One could use scipy.cov, but if one does the calculation directly (which is very easy), there are more ways to speed this up.
First, make some fake data that has some spacial correlations. I'll do this by first making the spatial correlations, and then using random data points that are generated using this, where the data is positioned according to the underlying map, and also takes on the values of the underlying map.
Edit 1:
I changed the data point generator so positions are purely random, but z-values are proportional to the spatial map. And, I changed the map so that left and right side were shifted relative to eachother to create negative correlation at large h.
from numpy import *
import random
import matplotlib.pyplot as plt
S = 1000
N = 900
# first, make some fake data, with correlations on two spatial scales
# density map
x = linspace(0, 2*pi, S)
sx = sin(3*x)*sin(10*x)
density = .8* abs(outer(sx, sx))
density[:,:S//2] += .2
# make a point cloud motivated by this density
random.seed(10) # so this can be repeated
points = []
while len(points)<N:
v, ix, iy = random.random(), random.randint(0,S-1), random.randint(0,S-1)
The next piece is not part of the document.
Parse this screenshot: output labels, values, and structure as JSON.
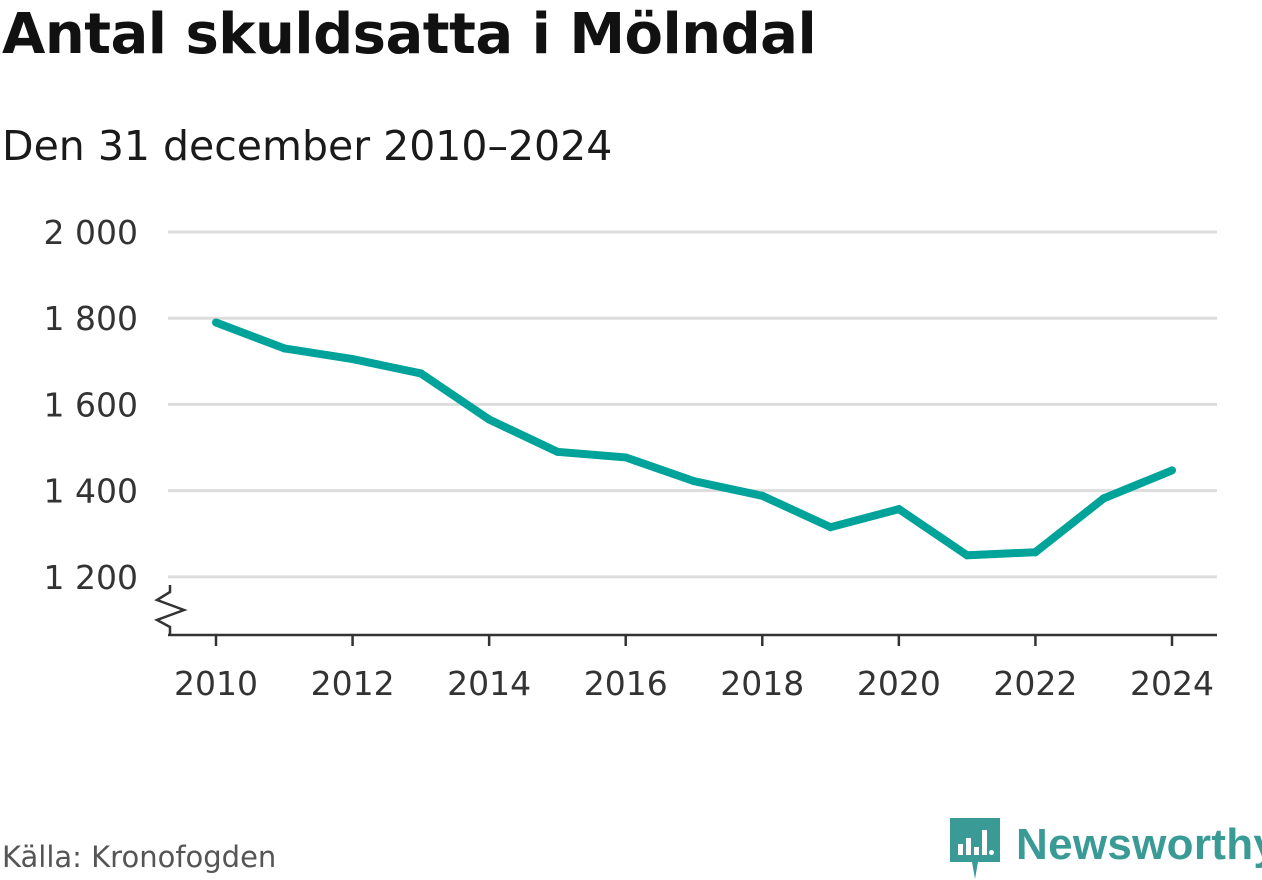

if True: #v<density[ix,iy]:
points.append([ix, iy, density[ix,iy]])
locations = array(points).transpose()
print locations.shape
plt.imshow(density, alpha=.3, origin='lower')
plt.plot(locations[1,:], locations[0,:], '.k')
plt.xlim((0,S))
plt.ylim((0,S))
plt.show()
# build these into the main data: all pairs into distances and z0 z1 values
L = locations
m = array([[math.sqrt((L[0,i]-L[0,j])**2+(L[1,i]-L[1,j])**2), L[2,i], L[2,j]]
for i in range(N) for j in range(N) if i>j])
Which gives:
The above is just the simulated data, and I made no attempt to optimize it's production, etc. I assume this is where the OP starts, with the task below, since the data already exists in a real situation.
Now calculate the "covariogram" (which is much easier than generating the fake data, btw). The idea here is to sort all the pairs and associated values by h, and then index into these using ihvals. That is, summing up to index ihval is the sum over N(h) in the equation, since this includes all pairs with hs below the desired values.
Edit 2:
As suggested in the comments below, N(h) is now only the pairs that are between h-dh and h, rather than all pairs between 0 and h (where dh is the spacing of h-values in ihvals -- ie, S/1000 was used below).
# now do the real calculations for the covariogram
# sort by h and give clear names
i = argsort(m[:,0]) # h sorting
h = m[i,0]
zh = m[i,1]
zsh = m[i,2]
zz = zh*zsh
hvals = linspace(0,S,1000) # the values of h to use (S should be in the units of distance, here I just used ints)
ihvals = searchsorted(h, hvals)
result = []
for i, ihval in enumerate(ihvals[1:]):
start, stop = ihvals[i-1], ihval
N = stop-start
if N>0:
mnh = sum(zh[start:stop])/N
mph = sum(zsh[start:stop])/N
szz = sum(zz[start:stop])/N
C = szz-mnh*mph
result.append([h[ihval], C])
result = array(result)
plt.plot(result[:,0], result[:,1])
plt.grid()
plt.show()
which looks reasonable to me as one can see bumps or troughs at the expected for the h values, but I haven't done a careful check.
The main speedup here over scipy.cov, is that one can precalculate all of the products, zz. Otherwise, one would feed zh and zsh into cov for every new h, and all the products would be recalculated. This calculate could be sped up even more by doing partial sums, ie, from ihvals[n-1] to ihvals[n] at each timestep n, but I doubt that will be necessary.